I know we never agreed to call them “the aughts.” Nor are they officially over when the odometer flips to 2010. Calendar killjoys won that debate 10 years ago by correctly pointing out that the year with the zero belonged to the decade just ending, not the one beginning. Point taken. But if memory serves, a special UN commission concluded that we could party like it was 1999 anyway and that ’01 sticklers would be free to twirl a solitary noisemaker the following year.
Also, yes, the decade to come is not yet the teens. The years 2010, ’11, and ’12 are an in-between period, a three-year run-up to the official teens. For the next year, you may hear people talk of “the twenty-tens.” That won't last beyond New Year’s Day, 2011. In 2013, historians and headline writers will finally have a handy moniker to describe our era. Decade-naming will be a piece of cake for 87 years after that.

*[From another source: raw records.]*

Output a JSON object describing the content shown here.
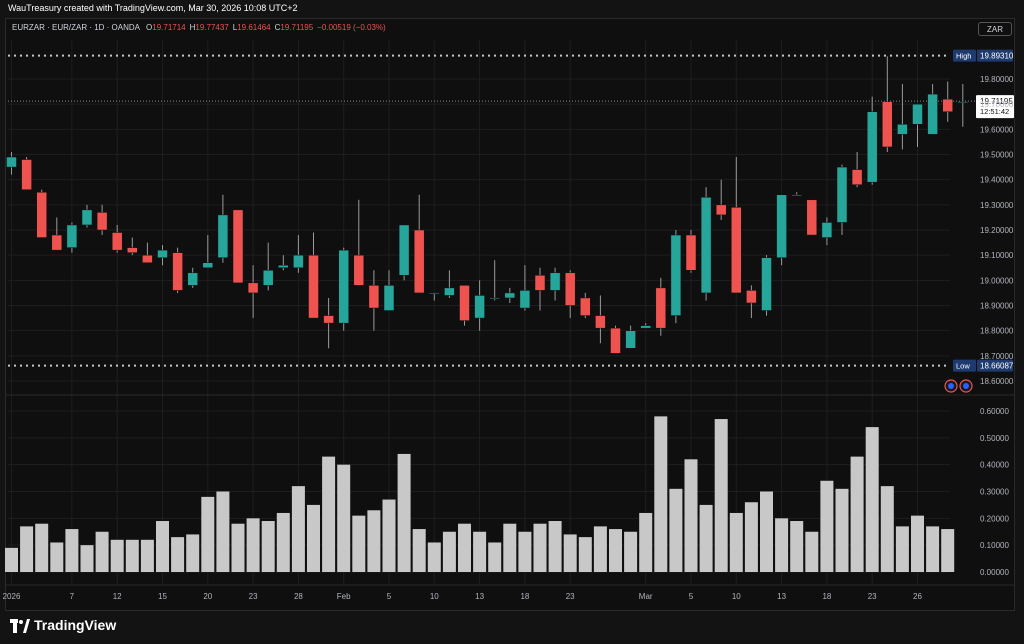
{
  "header": {
    "credit": "WauTreasury created with TradingView.com, Mar 30, 2026 10:08 UTC+2"
  },
  "legend": {
    "symbol": "EURZAR · EUR/ZAR · 1D · OANDA",
    "o_label": "O",
    "o_value": "19.71714",
    "h_label": "H",
    "h_value": "19.77437",
    "l_label": "L",
    "l_value": "19.61464",
    "c_label": "C",
    "c_value": "19.71195",
    "change": "−0.00519 (−0.03%)"
  },
  "currency_button": "ZAR",
  "footer": {
    "brand": "TradingView"
  },
  "colors": {
    "up": "#26a69a",
    "down": "#ef5350",
    "volume": "#c8c8c8",
    "grid": "#1e1e1e",
    "background": "#0f0f0f"
  },
  "chart_data": [
    {
      "type": "candlestick",
      "price_axis": {
        "range": [
          18.6,
          19.9
        ],
        "ticks": [
          "19.80000",
          "19.70000",
          "19.60000",
          "19.50000",
          "19.40000",
          "19.30000",
          "19.20000",
          "19.10000",
          "19.00000",
          "18.90000",
          "18.80000",
          "18.70000",
          "18.60000"
        ]
      },
      "x_ticks": [
        {
          "label": "2026",
          "i": 0
        },
        {
          "label": "7",
          "i": 4
        },
        {
          "label": "12",
          "i": 7
        },
        {
          "label": "15",
          "i": 10
        },
        {
          "label": "20",
          "i": 13
        },
        {
          "label": "23",
          "i": 16
        },
        {
          "label": "28",
          "i": 19
        },
        {
          "label": "Feb",
          "i": 22
        },
        {
          "label": "5",
          "i": 25
        },
        {
          "label": "10",
          "i": 28
        },
        {
          "label": "13",
          "i": 31
        },
        {
          "label": "18",
          "i": 34
        },
        {
          "label": "23",
          "i": 37
        },
        {
          "label": "Mar",
          "i": 42
        },
        {
          "label": "5",
          "i": 45
        },
        {
          "label": "10",
          "i": 48
        },
        {
          "label": "13",
          "i": 51
        },
        {
          "label": "18",
          "i": 54
        },
        {
          "label": "23",
          "i": 57
        },
        {
          "label": "26",
          "i": 60
        }
      ],
      "high_marker": {
        "label": "High",
        "value": "19.89310"
      },
      "low_marker": {
        "label": "Low",
        "value": "18.66087"
      },
      "last_price": {
        "value": "19.71195",
        "countdown": "12:51:42"
      },
      "candles": [
        [
          19.45,
          19.51,
          19.42,
          19.49
        ],
        [
          19.48,
          19.49,
          19.36,
          19.36
        ],
        [
          19.35,
          19.36,
          19.17,
          19.17
        ],
        [
          19.18,
          19.25,
          19.12,
          19.12
        ],
        [
          19.13,
          19.23,
          19.11,
          19.22
        ],
        [
          19.22,
          19.3,
          19.21,
          19.28
        ],
        [
          19.27,
          19.3,
          19.18,
          19.2
        ],
        [
          19.19,
          19.22,
          19.11,
          19.12
        ],
        [
          19.13,
          19.17,
          19.1,
          19.11
        ],
        [
          19.1,
          19.15,
          19.08,
          19.07
        ],
        [
          19.09,
          19.14,
          19.06,
          19.12
        ],
        [
          19.11,
          19.13,
          18.95,
          18.96
        ],
        [
          18.98,
          19.05,
          18.97,
          19.03
        ],
        [
          19.05,
          19.18,
          19.05,
          19.07
        ],
        [
          19.09,
          19.34,
          19.07,
          19.26
        ],
        [
          19.28,
          19.28,
          18.99,
          18.99
        ],
        [
          18.99,
          19.06,
          18.85,
          18.95
        ],
        [
          18.98,
          19.15,
          18.96,
          19.04
        ],
        [
          19.05,
          19.1,
          19.04,
          19.06
        ],
        [
          19.05,
          19.18,
          19.03,
          19.1
        ],
        [
          19.1,
          19.19,
          18.86,
          18.85
        ],
        [
          18.86,
          18.93,
          18.73,
          18.83
        ],
        [
          18.83,
          19.13,
          18.8,
          19.12
        ],
        [
          19.1,
          19.32,
          19.02,
          18.98
        ],
        [
          18.98,
          19.04,
          18.8,
          18.89
        ],
        [
          18.88,
          19.04,
          18.88,
          18.98
        ],
        [
          19.02,
          19.22,
          19.0,
          19.22
        ],
        [
          19.2,
          19.34,
          18.95,
          18.95
        ],
        [
          18.95,
          18.95,
          18.92,
          18.95
        ],
        [
          18.94,
          19.04,
          18.93,
          18.97
        ],
        [
          18.98,
          18.98,
          18.82,
          18.84
        ],
        [
          18.85,
          19.0,
          18.8,
          18.94
        ],
        [
          18.93,
          19.08,
          18.92,
          18.93
        ],
        [
          18.93,
          18.97,
          18.91,
          18.95
        ],
        [
          18.89,
          19.06,
          18.88,
          18.96
        ],
        [
          19.02,
          19.05,
          18.88,
          18.96
        ],
        [
          18.96,
          19.05,
          18.92,
          19.03
        ],
        [
          19.03,
          19.04,
          18.85,
          18.9
        ],
        [
          18.93,
          18.95,
          18.85,
          18.86
        ],
        [
          18.86,
          18.94,
          18.75,
          18.81
        ],
        [
          18.81,
          18.82,
          18.71,
          18.71
        ],
        [
          18.73,
          18.82,
          18.73,
          18.8
        ],
        [
          18.81,
          18.83,
          18.81,
          18.82
        ],
        [
          18.97,
          19.01,
          18.78,
          18.81
        ],
        [
          18.86,
          19.2,
          18.83,
          19.18
        ],
        [
          19.18,
          19.2,
          19.03,
          19.04
        ],
        [
          18.95,
          19.37,
          18.92,
          19.33
        ],
        [
          19.3,
          19.4,
          19.24,
          19.26
        ],
        [
          19.29,
          19.49,
          18.95,
          18.95
        ],
        [
          18.96,
          18.98,
          18.85,
          18.91
        ],
        [
          18.88,
          19.1,
          18.86,
          19.09
        ],
        [
          19.09,
          19.34,
          19.06,
          19.34
        ],
        [
          19.34,
          19.35,
          19.34,
          19.34
        ],
        [
          19.32,
          19.32,
          19.18,
          19.18
        ],
        [
          19.17,
          19.25,
          19.14,
          19.23
        ],
        [
          19.23,
          19.46,
          19.18,
          19.45
        ],
        [
          19.44,
          19.51,
          19.37,
          19.38
        ],
        [
          19.39,
          19.73,
          19.38,
          19.67
        ],
        [
          19.71,
          19.89,
          19.51,
          19.53
        ],
        [
          19.58,
          19.78,
          19.52,
          19.62
        ],
        [
          19.62,
          19.7,
          19.53,
          19.7
        ],
        [
          19.58,
          19.78,
          19.58,
          19.74
        ],
        [
          19.72,
          19.79,
          19.63,
          19.67
        ],
        [
          19.71,
          19.78,
          19.61,
          19.71
        ]
      ]
    },
    {
      "type": "bar",
      "series_role": "volume",
      "y_axis": {
        "range": [
          0,
          0.6
        ],
        "ticks": [
          "0.60000",
          "0.50000",
          "0.40000",
          "0.30000",
          "0.20000",
          "0.10000",
          "0.00000"
        ]
      },
      "values": [
        0.09,
        0.17,
        0.18,
        0.11,
        0.16,
        0.1,
        0.15,
        0.12,
        0.12,
        0.12,
        0.19,
        0.13,
        0.14,
        0.28,
        0.3,
        0.18,
        0.2,
        0.19,
        0.22,
        0.32,
        0.25,
        0.43,
        0.4,
        0.21,
        0.23,
        0.27,
        0.44,
        0.16,
        0.11,
        0.15,
        0.18,
        0.15,
        0.11,
        0.18,
        0.15,
        0.18,
        0.19,
        0.14,
        0.13,
        0.17,
        0.16,
        0.15,
        0.22,
        0.58,
        0.31,
        0.42,
        0.25,
        0.57,
        0.22,
        0.26,
        0.3,
        0.2,
        0.19,
        0.15,
        0.34,
        0.31,
        0.43,
        0.54,
        0.32,
        0.17,
        0.21,
        0.17,
        0.16
      ]
    }
  ]
}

Whatever we call the period kicking off on Jan. 1, 2010, it is long past time to put to bed the decade that began with the Y2K scare. Granted, many good things happened over the past 10 years. Babies were born, people fell in love, friendships and business deals were inaugurated. But at a news level, it was grim – from hanging chads to 9/11, “Mission Accomplished” to “I voted for it before I voted against it,” the financial panic to the “beer summit.”
The zeitgeist was perhaps best captured by uncomfortable sitcoms such as “Curb Your Enthusiasm” and “The Office.” In the spirit of Larry David and Steve Carell, you could call the last 10 years the Decade of Cringe.

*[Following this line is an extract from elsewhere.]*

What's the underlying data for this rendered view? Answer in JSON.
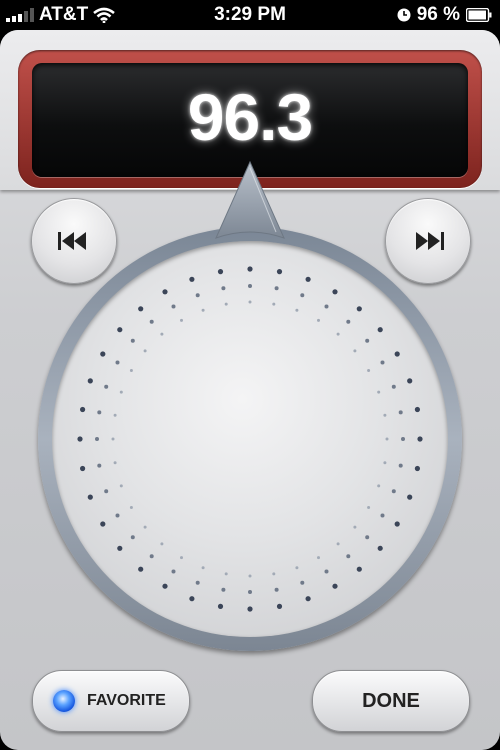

What’s ahead? It is difficult to see too far forward. We know that the economy is on the mend but shaky, that humongous budget deficits are the next big worry, that Big Auto, Big Finance, and Big Media are not likely to return to their former glory. Fortune magazine’s best stocks for 2010 tellingly don’t include any Fortune 500 companies. (Oddest Fortune pick: Renhe Commercial Holdings, a Chinese company that “develops air-raid shelters in China ... that double as underground shopping bazaars.” Hmmm.)
Futurism is an exercise in extrapolation, which usually doesn’t get us very far. There will be surprises next year, and many more as the decade unfolds.
No one knew at the beginning of the 1960s that the Beatles would take the world by storm or that we would have landed on the moon before the decade was out. In the 1970s, oil shocks and disco came out of nowhere. The ’80s started with no hint that the Berlin Wall would fall. The ’90s are looked back upon as a fairly pleasant era – South African apartheid ended, prosperity increased in most of the world – but horrors like “ethnic cleansing” emerged. And the seeds of the next decade’s terrorism and economic upsets quietly germinated in ’90s soil.
The problem with extrapolation is that the future looks either utopian or dystopian, depending on how you view the present. Aldous Huxley and George Orwell are classic examples. With the Roaring ’20s having just passed, Huxley’s 1931 vision of a brave new world was one of pleasure-seeking. From the perspective of 1949, suffused with the nightmares of Nazism and Stalinism, Orwell’s “1984” saw a totalitarian future. No seer will get the next 10 years right. Surprises will delight and dismay us.
So long to the Decade of Cringe. Welcome to whatever comes next.